The Houston Rockets are an American professional basketball team based in Houston, Texas. The Rockets compete in the National Basketball Association (NBA) as part of this league’s Western Conference Southwest Division. The team plays its home games at the Toyota Center, located in downtown Houston. The Rockets have won two NBA championships and four Western Conference names. The group has been established in 1967 as the San Diego Rockets, an expansion team initially based in San Diego. In 1971, the Rockets moved to Houston.
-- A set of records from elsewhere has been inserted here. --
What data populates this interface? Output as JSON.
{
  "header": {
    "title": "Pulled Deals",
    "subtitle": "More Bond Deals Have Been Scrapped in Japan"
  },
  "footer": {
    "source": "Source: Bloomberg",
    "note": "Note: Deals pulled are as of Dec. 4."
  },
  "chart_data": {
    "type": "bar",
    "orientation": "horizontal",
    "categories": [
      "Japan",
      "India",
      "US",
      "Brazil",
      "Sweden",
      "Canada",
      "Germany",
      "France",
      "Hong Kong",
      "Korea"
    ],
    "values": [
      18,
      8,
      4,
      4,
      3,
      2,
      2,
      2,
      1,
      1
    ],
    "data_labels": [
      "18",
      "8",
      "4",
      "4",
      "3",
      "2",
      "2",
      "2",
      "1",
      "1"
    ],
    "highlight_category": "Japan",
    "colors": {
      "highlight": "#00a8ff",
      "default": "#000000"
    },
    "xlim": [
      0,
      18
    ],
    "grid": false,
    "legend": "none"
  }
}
The Rockets won just 15 matches in their debut season as a franchise in 1967. In the 1968 NBA draft, the Rockets were given the first overall choice and chosen power forward Elvin Hayes, who’d lead the team to its first playoff appearance in his rookie season. The Rockets did not finish a season with a winning record for nearly a decade before the 1976–77 season, when they traded for All-Star heart Moses Malone. Malone went on to win the NBA Most Valuable Player (MVP) award double while playing with the Rockets and headed Houston to the Eastern Conference Finals in his first year with the team. Throughout the 1980–81 season, the Rockets finished the regular season with a 40–42 record. Regardless of their losing record, they qualified for the playoffs. Directed by Malone, the Rockets stunned the whole league by creating their first NBA Finals appearance in 1981, becoming just the second team in NBA history to make the NBA Finals with a missing record. They’d drop in six games into the 62–20 Boston Celtics, led by Larry Bird, Robert Parish, and future Rockets’ head coach Kevin McHale. As of 2019, the 1980–81 Celtics would be the last group as the 1954–55 Minneapolis Lakers to make it all the way into the NBA Finals with a losing record.
At the 1984 NBA draft, after again using the first overall pick, the Rockets drafted center Hakeem Olajuwon, who would become the basis of their most prosperous period in franchise history. Paired with 7 feet 4 inches (2.24 m) Ralph Sampson, they formed one of the greatest leading courts in the NBA. Nicknamed the”Twin Towers”, they headed the group into the 1986 NBA Finals–the next NBA Finals appearance in franchise history–in which Houston was defeated by Larry Bird and the 67-win Boston Celtics. The Rockets continued to achieve the playoffs during the 1980s, but failed to advance past the first round for several years after another round defeat to the Seattle SuperSonics in 1987. Rudy Tomjanovich took over as head coach midway through the 1991–92 season, ushering in the very successful period in franchise history. Directed by Olajuwon, the Rockets dominated the 1993–94 season, setting a franchise record 58 wins and went into the 1994 NBA Finals–the next NBA Finals appearance in franchise history–also won the franchise’s first championship against Patrick Ewing and the New York Knicks. During the next season, reinforced by another All-Star, Clyde Drexler, the Rockets–in their NBA Finals appearance in franchise history–repeated as champions with a four-game sweep of the Orlando Magic, who had been led by a youthful Shaquille O’Neal and Penny Hardaway. Houston, which finished the season with a 47–35 album and was seeded sixth in the Western Conference during the 1995 playoffs, became the lowest-seeded group in NBA history to win the title.
The Rockets acquired all-star forward Charles Barkley in 1996, but the presence of all of the NBA’s 50 greatest players of all time (Olajuwon, Drexler, and Barkley) wasn’t sufficient to propel Houston beyond the Western Conference Finals. Every of the aging trio had abandoned the group by 2001. The Rockets of the early 2000s, led by superstars Tracy McGrady and Yao Ming, followed the trend of constant regular season respectability followed by playoff underachievement as both players struggled with injuries. After Yao’s early retirement in 2011, the Rockets entered a period of rebuilding, completely dismantling and retooling their roster. The acquisition of franchise player James Harden in 2012 has established the Rockets back into championship contention from the mid-2010s.
Moses Malone, Hakeem Olajuwon, and James Harden have been called the NBA’s Most Valuable Player while playing for the Rockets, for a total of four MVP awards. The Rockets, under general director Daryl Morey, are notable for popularizing the use of advanced statistical analytics (like sabermetrics in baseball) in participant acquisitions and kind of play.